Global climate change has intensified the frequency and severity of compound dry-hot events (CDHEs), posing more severe impacts on terrestrial ecosystems than individual extremes, particularly in Northwest China (NWC). However, a comprehensive probabilistic assessment of vegetation vulnerability under CDHEs, particularly, the identification of triggering thresholds for vegetation loss remains limited. This study employed standardised indices of vegetation (NDVI), drought (SPI) and hot conditions (STI) from 1982 to 2018 to develop a Vine copula framework for assessing vegetation vulnerability under CDHEs and identifying the corresponding triggering thresholds for vegetation loss. The results demonstrated that the standardised compound event indicator (SCEI) in NWC indicated a decreasing trend (−0.12 decade⁻¹), reflecting the intensification of CDHEs. This intensification of CDHEs has led to greater ecosystem vulnerability in NWC. Under Severe Dry-Severe Hot conditions (S4: SPI < −1.3 and STI > 1.3), the average probabilities of vegetation loss below the 50th, 30th, 20th and 10th percentiles were 51.2%, 42.3%, 36.2% and 27.2%, respectively. Different vegetation types (croplands, forests and grasslands) exhibited distinct vulnerability patterns, with grasslands being the most sensitive and forests the least.
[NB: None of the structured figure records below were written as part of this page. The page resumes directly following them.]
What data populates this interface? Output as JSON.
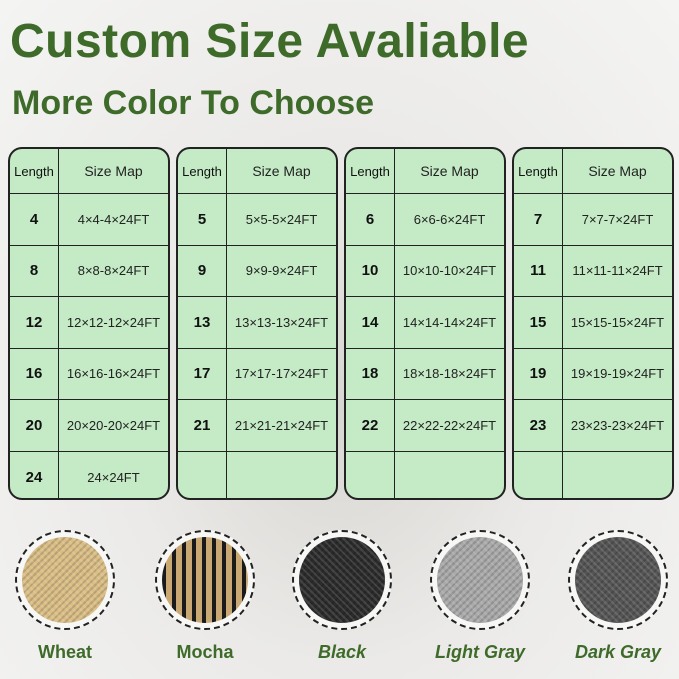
{
  "headline": "Custom Size Avaliable",
  "subheadline": "More Color To Choose",
  "table_headers": {
    "length": "Length",
    "size_map": "Size Map"
  },
  "tables": [
    [
      [
        "4",
        "4×4-4×24FT"
      ],
      [
        "8",
        "8×8-8×24FT"
      ],
      [
        "12",
        "12×12-12×24FT"
      ],
      [
        "16",
        "16×16-16×24FT"
      ],
      [
        "20",
        "20×20-20×24FT"
      ],
      [
        "24",
        "24×24FT"
      ]
    ],
    [
      [
        "5",
        "5×5-5×24FT"
      ],
      [
        "9",
        "9×9-9×24FT"
      ],
      [
        "13",
        "13×13-13×24FT"
      ],
      [
        "17",
        "17×17-17×24FT"
      ],
      [
        "21",
        "21×21-21×24FT"
      ],
      [
        "",
        ""
      ]
    ],
    [
      [
        "6",
        "6×6-6×24FT"
      ],
      [
        "10",
        "10×10-10×24FT"
      ],
      [
        "14",
        "14×14-14×24FT"
      ],
      [
        "18",
        "18×18-18×24FT"
      ],
      [
        "22",
        "22×22-22×24FT"
      ],
      [
        "",
        ""
      ]
    ],
    [
      [
        "7",
        "7×7-7×24FT"
      ],
      [
        "11",
        "11×11-11×24FT"
      ],
      [
        "15",
        "15×15-15×24FT"
      ],
      [
        "19",
        "19×19-19×24FT"
      ],
      [
        "23",
        "23×23-23×24FT"
      ],
      [
        "",
        ""
      ]
    ]
  ],
  "colors": [
    {
      "label": "Wheat",
      "swatch": "#d9bd84",
      "italic": false
    },
    {
      "label": "Mocha",
      "swatch": "#8a7350",
      "italic": false
    },
    {
      "label": "Black",
      "swatch": "#2b2b2b",
      "italic": true
    },
    {
      "label": "Light Gray",
      "swatch": "#a9a9a9",
      "italic": true
    },
    {
      "label": "Dark Gray",
      "swatch": "#555555",
      "italic": true
    }
  ]
}
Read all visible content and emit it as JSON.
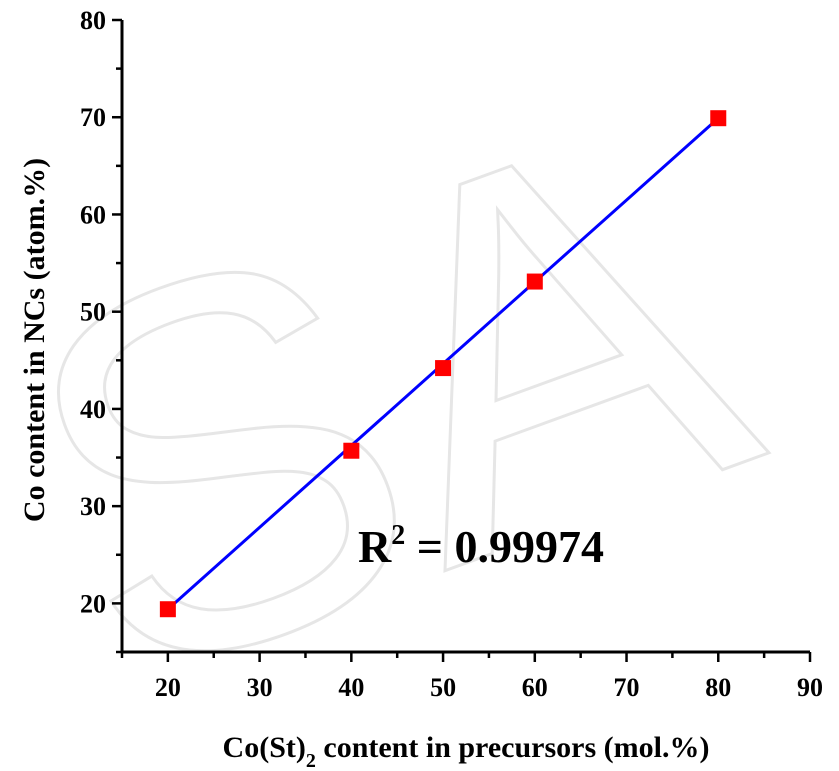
{
  "chart_data": {
    "type": "scatter",
    "xlabel_main": "Co(St)",
    "xlabel_sub": "2",
    "xlabel_rest": " content in precursors (mol.%)",
    "ylabel": "Co content in NCs (atom.%)",
    "xlim": [
      15,
      90
    ],
    "ylim": [
      15,
      80
    ],
    "xticks": [
      20,
      30,
      40,
      50,
      60,
      70,
      80,
      90
    ],
    "yticks": [
      20,
      30,
      40,
      50,
      60,
      70,
      80
    ],
    "series": [
      {
        "x": [
          20,
          40,
          50,
          60,
          80
        ],
        "y": [
          19.4,
          35.7,
          44.2,
          53.1,
          69.9
        ],
        "marker": "square",
        "color": "#ff0000"
      }
    ],
    "fit": {
      "x": [
        20,
        80
      ],
      "y": [
        19.4,
        69.9
      ],
      "color": "#0000ff"
    },
    "annotation": {
      "prefix": "R",
      "sup": "2",
      "suffix": " = 0.99974"
    },
    "grid": false,
    "watermark": "SA"
  }
}
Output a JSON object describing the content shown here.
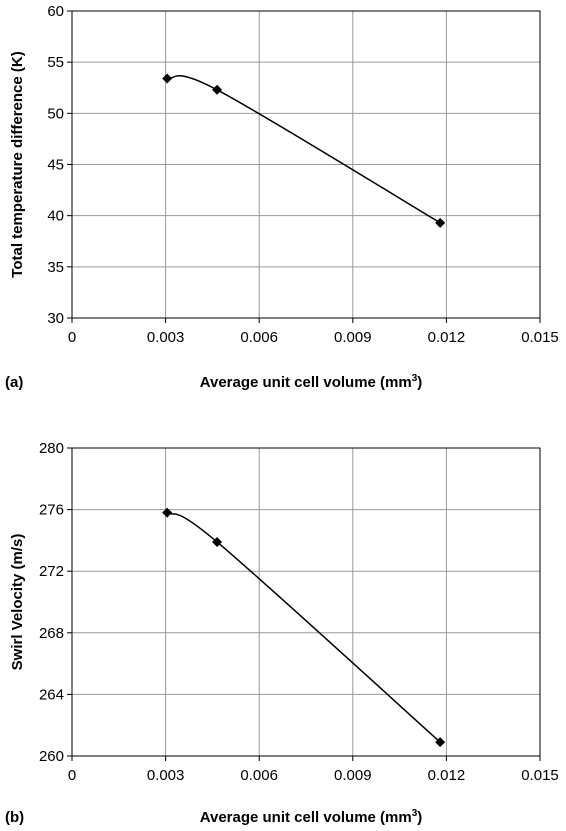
{
  "chart_data": [
    {
      "type": "line",
      "panel_label": "(a)",
      "xlabel": "Average unit cell volume (mm",
      "xlabel_sup": "3",
      "xlabel_end": ")",
      "ylabel": "Total temperature difference (K)",
      "xlim": [
        0,
        0.015
      ],
      "ylim": [
        30,
        60
      ],
      "x_ticks": [
        "0",
        "0.003",
        "0.006",
        "0.009",
        "0.012",
        "0.015"
      ],
      "y_ticks": [
        "30",
        "35",
        "40",
        "45",
        "50",
        "55",
        "60"
      ],
      "grid": true,
      "series": [
        {
          "x": [
            0.00305,
            0.00465,
            0.0118
          ],
          "y": [
            53.4,
            52.3,
            39.3
          ]
        }
      ]
    },
    {
      "type": "line",
      "panel_label": "(b)",
      "xlabel": "Average unit cell volume (mm",
      "xlabel_sup": "3",
      "xlabel_end": ")",
      "ylabel": "Swirl Velocity (m/s)",
      "xlim": [
        0,
        0.015
      ],
      "ylim": [
        260,
        280
      ],
      "x_ticks": [
        "0",
        "0.003",
        "0.006",
        "0.009",
        "0.012",
        "0.015"
      ],
      "y_ticks": [
        "260",
        "264",
        "268",
        "272",
        "276",
        "280"
      ],
      "grid": true,
      "series": [
        {
          "x": [
            0.00305,
            0.00465,
            0.0118
          ],
          "y": [
            275.8,
            273.9,
            260.9
          ]
        }
      ]
    }
  ]
}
The average SPI/STI thresholds corresponding to vegetation loss below the 50th percentile (mild) and 10th percentile (extreme) were −0.71/0.72 and −1.08/1.35, respectively. It could provide a novel framework for assessing vegetation vulnerability under CDHEs, while simultaneously offering a profound comprehension of ecosystems' response mechanisms to CDHEs.